Experimentation Without Execution

Another familiar pattern is the presence of early-stage pilots, proof-of-concept models or academic-style experiments, but little evidence of these being translated into production. A company might proudly present a research environment or lab demo while the live platform continues without any AI contribution at all. This disconnect is particularly significant in due diligence, since it raises questions not only about technological maturity but also about organisational capability to bring innovation into the core product.

A visual representation of the AI Maturity funnel showing increasing maturity from Experiments & Pilots, through Viable Prototypes, to Production-Ready AI as three trapezoids, with a box describing the importance of Transparency in this process to the side, spanning all phases.

Borrowed Brilliance

The growing ecosystem of pre-trained models and third-party services has created another layer of confusion. Many firms bolt on a commodity service from a hyperscaler or open model and present it as if it were proprietary. Once again, there is no inherent problem with leveraging external tools, but investors should be clear on the true intellectual property within a target company and whether differentiation really exists. As we discussed in What Does AI Readiness Look Like in Technical Due Diligence?, the ability to integrate responsibly and sustainably with external AI services is part of the readiness test.
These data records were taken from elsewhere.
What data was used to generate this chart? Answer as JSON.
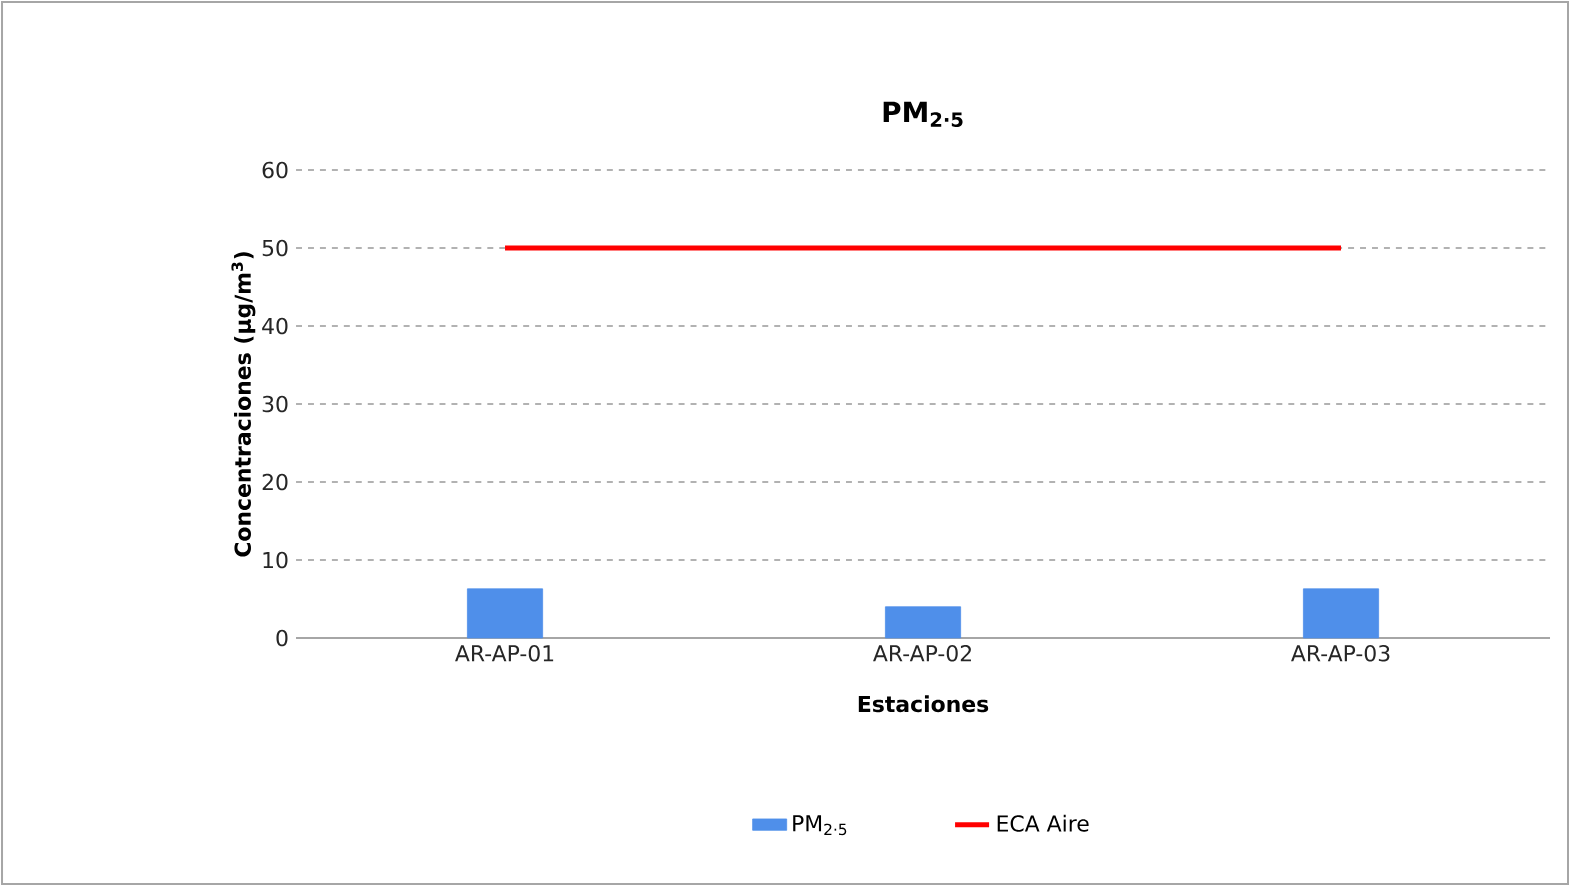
{
  "chart_data": {
    "type": "bar",
    "title": "PM$_{2·5}$",
    "xlabel": "Estaciones",
    "ylabel": "Concentraciones (µg/m$^{3}$)",
    "categories": [
      "AR-AP-01",
      "AR-AP-02",
      "AR-AP-03"
    ],
    "series": [
      {
        "name": "PM$_{2·5}$",
        "color": "#4f8fea",
        "values": [
          6.3,
          4.0,
          6.3
        ]
      },
      {
        "name": "ECA Aire",
        "type": "line",
        "color": "#ff0000",
        "values": [
          50,
          50,
          50
        ]
      }
    ],
    "ylim": [
      0,
      60
    ],
    "yticks": [
      0,
      10,
      20,
      30,
      40,
      50,
      60
    ],
    "grid": "y",
    "legend": "bottom"
  }
}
Ethical and Regulatory Overstatements

Sometimes the claims are less about technology and more about compliance. A growing number of vendors insist that their AI is “fully compliant with upcoming regulations” or “bias-free by design”. Given that the UK and European regulatory frameworks are still developing, such assertions should trigger deeper questioning. It is essential to distinguish between a company that has put in place thoughtful governance measures – as we outlined in You Can’t Govern What You Don’t Understand – and one that has simply reassured the market without evidence.

Questions That Uncover the Reality

Spotting the AI mirage is not just about technical interrogation but about asking the right questions. Is there clear documentation of the models in use and the training data behind them? Is there evidence that pilots have been translated into production environments at scale? What proportion of the code base or service is genuinely proprietary, and what is repackaged from elsewhere? How are ethical risks, particularly bias and discrimination, being monitored in practice rather than in theory?

Why This Matters

For Private Equity investors and acquirers, overstatement is not merely an irritation but a material risk. A valuation that assumes AI-led growth will not hold if the technology is absent, immature or indistinguishable from competitors. Worse, overstated claims can conceal gaps in governance or engineering discipline that extend beyond AI. Just as we would identify outdated infrastructure or unmanaged technical debt, we must treat inflated AI positioning as another warning signal.

The task of due diligence is not to dismiss ambition but to understand what is real, what is near-term, and what remains speculative. In doing so, investors are better placed to value a business correctly and management teams can receive the support they need to turn early experiments into lasting impact.